With Spitfire cleared and set free to go back to
playing, hopefully wiser and willing to follow instructions, the two of them
could turn back to helping Decker attend to the children in the post-dinner
lesson and storytelling time. Currently they were sitting in a clump on the
other side of the camp from the medical tent. Their adoration-mixed-with-terror
for the Security Chief ensured that when he snarled and marched back and forth
in front of them, hands clasped behind his back and shoulders hunched, they
listened. Even more important, they remembered what he told them.
Currently, Decker regaled them with one horror
story after another about ensigns and new graduates of the Academy who messed
up big time. They thought they were experts in wilderness survival, but took
two steps beyond the sensor field protecting their camp on their first dirtside
mission, and immediately faced disaster.
“And don’t you forget, you smelly lumps of
walking bait, we got no sensor fields or even those sissy vermin repulsion
fields, so everything’s zooming in on you right this second, drooling over the
snack they’re gonna make out of you!”
M’kar noted that Decker at least had the sense to
vary the many and messy disasters the arrogant, careless idiots encountered. So
far, while she hadn’t really been paying conscious attention, she had heard
about three arms, six legs, and various hands and feet that were lost, either
swallowed whole or mangled so badly they couldn’t be regenerated before various
disgusting flesh-eating bacteria set in or venom melted flesh off bones, along
with large chunks of flesh bitten away so various organs were revealed. When
that happened, usually the companions of the said careless idiots had weak
stomachs and were too busy losing their last four meals to apply medical aid.
Someone always died in each story.
The children loved it, even as they cringed and
squealed and made gagging noises. M’kar hoped she and Brea could find something
suitably silly to entertain them before they curled up in their sleeping bags,
to dilute the images in their minds and deflect nightmares.

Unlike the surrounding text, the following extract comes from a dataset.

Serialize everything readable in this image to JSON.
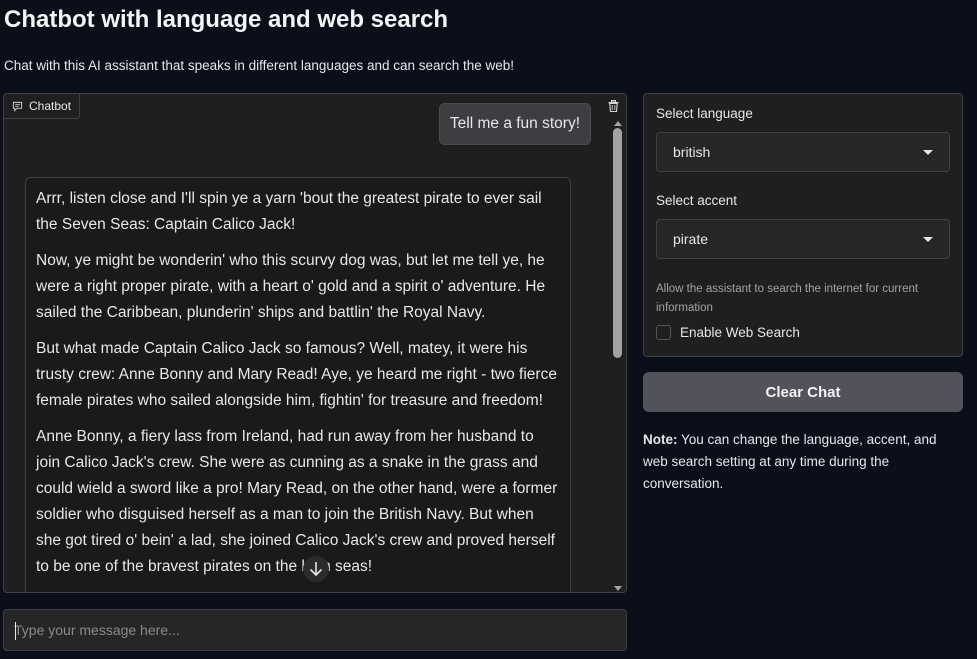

“I’m thinking the older ones should get guard duty tonight. Wear them out, have them available during the period when nightmares usually hit, so they can help quiet down the ones who are noisy when they wake up crying.” She pitched her voice soft enough only Brea heard her, as they settled down between the fire pit and Decker’s audience.
“All of them get guard duty. Prove to them that the shadows aren’t going to solidify and swallow them whole,” Brea countered. They locked gazes a moment, nodded, and turned back to listening to the end of Decker’s story.